Google and the Rescuecom competitors buying the ads are profiting without authorization from the Rescuecom trademark, which the company spends significant amounts of money promoting and protecting, Rescuecom claims in a lawsuit filed against Google in September in U.S. District Court for the Northern District of New York. The practice can also confuse potential customers and franchisees, leading them to incorrectly assume that Rescuecom is associated with a competitor, which results in lost business for Rescuecom, the lawsuit claims.
"Defendant Google is promoting, encouraging, enabling and profiting from Rescuecom's competitors 'free-riding' on (Rescuecom's) goodwill and the name recognition it enjoys in its marketplace," the lawsuit reads, and adds further down: "Rescuecom would have realized additional sales, franchisees, customers and revenue from such diverted Internet users were it not for Google's intentional and improper sale of (Rescuecom's) protected trademark 'Rescuecom' as a keyword."
Rescuecom, which had 67 franchisees when the lawsuit was filed, asks the court, among other things, to forbid Google from using "Rescuecom" as a keyword for ads in its search engine and to have Google pay damages.
Google has said the lawsuit is without merit.
So who will prevail? With U.S. law unclear on the legality of using trademarks without authorization to trigger online ads, search engines and trademark owners will spend a lot of time and money in coming years battling the issue in court, experts say.
Search engines such as Google and Ask Jeeves are fighting over the issue with trademark owners in several ongoing cases at the federal district court level. Although Google won a partial victory last week against Government Employees Insurance (Geico) in one of those cases, experts say a solid legal precedent is likely to be years away.

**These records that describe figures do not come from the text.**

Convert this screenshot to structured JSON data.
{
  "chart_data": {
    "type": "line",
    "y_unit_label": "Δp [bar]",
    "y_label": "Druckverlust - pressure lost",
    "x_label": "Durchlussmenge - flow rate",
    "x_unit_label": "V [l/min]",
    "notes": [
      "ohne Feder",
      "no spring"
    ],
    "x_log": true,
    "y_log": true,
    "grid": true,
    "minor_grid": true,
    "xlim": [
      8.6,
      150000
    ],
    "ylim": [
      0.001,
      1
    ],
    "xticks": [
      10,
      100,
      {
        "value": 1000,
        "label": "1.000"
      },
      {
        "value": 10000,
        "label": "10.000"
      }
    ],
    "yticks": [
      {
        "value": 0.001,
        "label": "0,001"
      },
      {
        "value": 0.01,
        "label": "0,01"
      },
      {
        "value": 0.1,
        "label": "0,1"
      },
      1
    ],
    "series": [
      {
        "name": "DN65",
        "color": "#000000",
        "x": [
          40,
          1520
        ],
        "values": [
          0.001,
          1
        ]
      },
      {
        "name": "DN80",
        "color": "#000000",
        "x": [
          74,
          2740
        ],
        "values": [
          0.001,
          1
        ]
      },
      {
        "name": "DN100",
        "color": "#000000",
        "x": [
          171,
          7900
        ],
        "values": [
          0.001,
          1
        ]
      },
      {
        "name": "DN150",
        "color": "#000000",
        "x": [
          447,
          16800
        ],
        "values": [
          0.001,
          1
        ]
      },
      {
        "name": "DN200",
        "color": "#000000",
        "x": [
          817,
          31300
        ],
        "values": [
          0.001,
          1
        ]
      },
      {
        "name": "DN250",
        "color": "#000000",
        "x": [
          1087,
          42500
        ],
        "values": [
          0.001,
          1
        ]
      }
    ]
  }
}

"There have to be more cases and the cases need to get appealed," said Sheldon Klein, an attorney specializing in intellectual property matters and a partner at Arent Fox PLLC in Washington, D.C. "When you have one of the circuit courts of appeals ruling on something, it carries more weight (than at the district court level) and it's a binding precedent within that entire circuit. We may end up having two or three or more circuits ruling different ways and that's how cases get to the Supreme Court."